After putting in his own money, Zions turned to the folks who invested in “Jessica Stein,” at least 10 of whom were willing to pony up again and even bring in a few friends.

Still, it was touch and go, with Zions pushing the schedule because he knew even after they got the film in the can, he had to come up with the money for post-production.

Zions still identifies as an entrepreneur -- he’s half owner of Young, Fabulous and Broke, a clothing line (which makes several appearances in “Ira and Abby”), but mostly he likes being a producer. And with a half-dozen projects in various stages of development, it looks like he’ll remain one for a while, or at least until he gets sick of being snowed with scripts.

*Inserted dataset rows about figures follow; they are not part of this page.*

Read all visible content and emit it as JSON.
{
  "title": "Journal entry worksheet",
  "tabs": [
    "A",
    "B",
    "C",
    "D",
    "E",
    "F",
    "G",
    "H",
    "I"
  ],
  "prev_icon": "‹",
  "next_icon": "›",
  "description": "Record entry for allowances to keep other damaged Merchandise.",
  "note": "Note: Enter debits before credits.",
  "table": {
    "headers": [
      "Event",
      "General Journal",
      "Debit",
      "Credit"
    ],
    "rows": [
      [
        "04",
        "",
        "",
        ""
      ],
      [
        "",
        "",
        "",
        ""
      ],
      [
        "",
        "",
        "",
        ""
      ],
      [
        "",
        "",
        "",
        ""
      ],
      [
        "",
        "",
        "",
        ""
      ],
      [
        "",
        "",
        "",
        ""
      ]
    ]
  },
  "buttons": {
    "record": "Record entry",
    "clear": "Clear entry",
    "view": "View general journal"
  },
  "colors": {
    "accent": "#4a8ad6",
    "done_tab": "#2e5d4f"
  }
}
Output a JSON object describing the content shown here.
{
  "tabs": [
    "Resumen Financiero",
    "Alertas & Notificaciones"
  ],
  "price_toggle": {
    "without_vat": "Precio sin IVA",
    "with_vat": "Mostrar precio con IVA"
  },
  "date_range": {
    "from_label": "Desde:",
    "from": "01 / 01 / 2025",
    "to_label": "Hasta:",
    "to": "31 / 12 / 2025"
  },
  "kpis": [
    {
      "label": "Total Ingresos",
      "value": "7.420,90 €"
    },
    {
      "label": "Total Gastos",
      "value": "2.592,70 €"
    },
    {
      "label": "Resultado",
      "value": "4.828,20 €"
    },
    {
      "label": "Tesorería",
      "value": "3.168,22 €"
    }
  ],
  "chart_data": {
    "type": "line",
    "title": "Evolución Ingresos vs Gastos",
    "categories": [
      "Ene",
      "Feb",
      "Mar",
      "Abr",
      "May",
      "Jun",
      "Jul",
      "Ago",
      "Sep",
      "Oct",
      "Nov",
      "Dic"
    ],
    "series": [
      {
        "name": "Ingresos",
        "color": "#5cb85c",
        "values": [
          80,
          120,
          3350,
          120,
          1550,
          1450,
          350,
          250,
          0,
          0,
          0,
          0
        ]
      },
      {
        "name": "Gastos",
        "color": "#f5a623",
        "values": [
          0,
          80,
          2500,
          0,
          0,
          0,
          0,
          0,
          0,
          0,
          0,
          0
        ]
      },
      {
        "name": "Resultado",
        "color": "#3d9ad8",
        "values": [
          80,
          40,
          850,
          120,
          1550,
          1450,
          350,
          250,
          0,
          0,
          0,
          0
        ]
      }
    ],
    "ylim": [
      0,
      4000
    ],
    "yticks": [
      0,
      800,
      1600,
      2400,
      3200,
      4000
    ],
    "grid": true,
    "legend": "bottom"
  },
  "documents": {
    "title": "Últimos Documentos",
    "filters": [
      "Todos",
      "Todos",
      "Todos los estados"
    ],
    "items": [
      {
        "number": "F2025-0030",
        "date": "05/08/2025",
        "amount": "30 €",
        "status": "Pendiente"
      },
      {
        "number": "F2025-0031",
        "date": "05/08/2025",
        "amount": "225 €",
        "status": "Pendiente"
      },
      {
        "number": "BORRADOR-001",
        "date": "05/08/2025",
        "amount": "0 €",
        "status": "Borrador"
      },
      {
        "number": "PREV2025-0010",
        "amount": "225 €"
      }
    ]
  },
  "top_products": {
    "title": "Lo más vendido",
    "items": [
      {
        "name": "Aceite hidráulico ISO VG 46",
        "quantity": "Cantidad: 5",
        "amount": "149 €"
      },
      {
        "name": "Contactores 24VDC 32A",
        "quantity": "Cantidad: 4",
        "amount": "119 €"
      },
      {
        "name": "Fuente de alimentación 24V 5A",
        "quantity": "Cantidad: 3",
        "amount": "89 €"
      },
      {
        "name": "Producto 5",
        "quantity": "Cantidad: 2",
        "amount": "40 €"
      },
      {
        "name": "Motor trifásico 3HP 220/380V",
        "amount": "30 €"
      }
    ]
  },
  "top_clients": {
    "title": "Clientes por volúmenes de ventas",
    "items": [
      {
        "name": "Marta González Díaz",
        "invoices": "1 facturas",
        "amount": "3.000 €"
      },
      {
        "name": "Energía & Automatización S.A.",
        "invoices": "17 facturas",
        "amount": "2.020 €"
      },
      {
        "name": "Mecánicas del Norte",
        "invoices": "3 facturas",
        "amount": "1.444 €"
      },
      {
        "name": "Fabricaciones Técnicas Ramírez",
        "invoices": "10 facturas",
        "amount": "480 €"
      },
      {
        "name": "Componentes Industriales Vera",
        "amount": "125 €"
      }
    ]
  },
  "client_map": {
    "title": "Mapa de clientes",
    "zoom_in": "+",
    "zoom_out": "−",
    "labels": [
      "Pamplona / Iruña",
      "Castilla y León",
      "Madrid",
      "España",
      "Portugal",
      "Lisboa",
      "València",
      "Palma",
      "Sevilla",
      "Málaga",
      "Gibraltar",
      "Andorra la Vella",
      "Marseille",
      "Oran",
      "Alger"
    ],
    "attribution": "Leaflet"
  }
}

“They come from everywhere,” he says. “One of the crew members, a friend of a friend. I was sitting in Starbucks and someone overheard me on the phone and offered to let me read his script. And I do, I read them all. That’s what I love about L.A. Everyone has a script.”

Advertisement

He has high hopes for “Ira and Abby,” with the benefit of not being as emotionally attached as Westfeldt. “Of course I want it to do well,” he says. “But it’s not my face 12 feet high.”

Westfeldt says she doesn’t quite know how she will make it through the premiere.

“I feel very exposed in this one,” she says. “And our expectations are definitely different. With the first one we were incredibly naive, and that worked out for us. Now we know more about the business, about what can happen.... “

“We’re not outsiders anymore,” says Zions.

“But of course,” he adds with a laugh, “we’re not exactly insiders either.”